In [1]:
import torch
from torch import nn

In [5]:
inputs = torch.tensor([[[0.2, 0.1, 0.3], [0.5, 0.1, 0.1]]])
B, S, E = inputs.size()

In [6]:
B, S, E    #Batch, Words, Embeddings

(1, 2, 3)

In [7]:
inputs = inputs.reshape(S, B, E)
inputs.size()

torch.Size([2, 1, 3])

In [12]:
parameters_shape = inputs.size()[-2:]
parameters_shape

torch.Size([1, 3])

In [14]:
gamma = nn.Parameter(torch.ones(parameters_shape))
beta = nn.Parameter(torch.zeros(parameters_shape))

In [16]:
gamma.size(), beta.size()

(torch.Size([1, 3]), torch.Size([1, 3]))

In [17]:
dims = [-(i + 1) for i in range(len(parameters_shape))]

In [18]:
dims

[-1, -2]

In [21]:
mean = inputs.mean(dim=dims, keepdim=True)
mean.size()

torch.Size([2, 1, 1])

In [20]:
mean

tensor([[[0.2000]],

        [[0.2333]]])

In [22]:
var = ((inputs - mean) ** 2).mean(dim=dims, keepdim=True)
epsilon = 1e-5
std =  (var + epsilon).sqrt()
std

tensor([[[0.0817]],

        [[0.1886]]])

In [23]:
y = (inputs - mean) / std

In [24]:
y

tensor([[[ 0.0000, -1.2238,  1.2238]],

        [[ 1.4140, -0.7070, -0.7070]]])

In [25]:
out = gamma * y + beta

In [26]:
out

tensor([[[ 0.0000, -1.2238,  1.2238]],

        [[ 1.4140, -0.7070, -0.7070]]], grad_fn=<AddBackward0>)

In [27]:
class LayerNormalization():
    def __init__(self, parameters_shape, eps=1e-5):
        self.parameters_shape=parameters_shape
        self.eps=eps
        self.gamma = nn.Parameter(torch.ones(parameters_shape))
        self.beta =  nn.Parameter(torch.zeros(parameters_shape))

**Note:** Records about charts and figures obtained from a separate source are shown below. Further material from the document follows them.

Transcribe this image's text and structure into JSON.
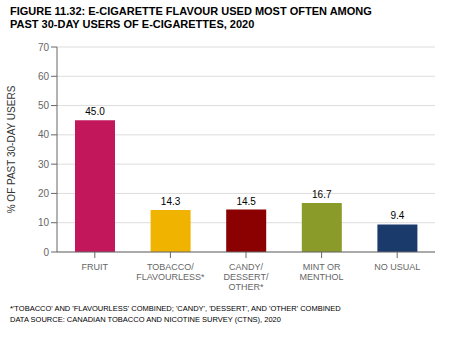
{
  "chart_data": {
    "type": "bar",
    "title": "FIGURE 11.32: E-CIGARETTE FLAVOUR USED MOST OFTEN AMONG\nPAST 30-DAY USERS OF E-CIGARETTES, 2020",
    "categories": [
      "FRUIT",
      "TOBACCO/\nFLAVOURLESS*",
      "CANDY/\nDESSERT/\nOTHER*",
      "MINT OR\nMENTHOL",
      "NO USUAL"
    ],
    "values": [
      45.0,
      14.3,
      14.5,
      16.7,
      9.4
    ],
    "value_labels": [
      "45.0",
      "14.3",
      "14.5",
      "16.7",
      "9.4"
    ],
    "colors": [
      "#C2185B",
      "#F0B400",
      "#8B0000",
      "#8B9B2A",
      "#1A3A6B"
    ],
    "ylabel": "% OF PAST 30-DAY USERS",
    "ylim": [
      0,
      70
    ],
    "yticks": [
      0,
      10,
      20,
      30,
      40,
      50,
      60,
      70
    ],
    "grid": true,
    "data_labels": true,
    "annotations": [
      "*'TOBACCO' AND 'FLAVOURLESS' COMBINED; 'CANDY', 'DESSERT', AND 'OTHER' COMBINED",
      "DATA SOURCE: CANADIAN TOBACCO AND NICOTINE SURVEY (CTNS), 2020"
    ]
  }
}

    def forward(self, input):
        dims = [-(i + 1) for i in range(len(self.parameters_shape))]
        mean = inputs.mean(dim=dims, keepdim=True)
        print(f"Mean \n ({mean.size()}): \n {mean}")
        var = ((inputs - mean) ** 2).mean(dim=dims, keepdim=True)
        std = (var + self.eps).sqrt()
        print(f"Standard Deviation \n ({std.size()}): \n {std}")
        y = (inputs - mean) / std
        print(f"y \n ({y.size()}) = \n {y}")
        out = self.gamma * y  + self.beta
        print(f"out \n ({out.size()}) = \n {out}")
        return out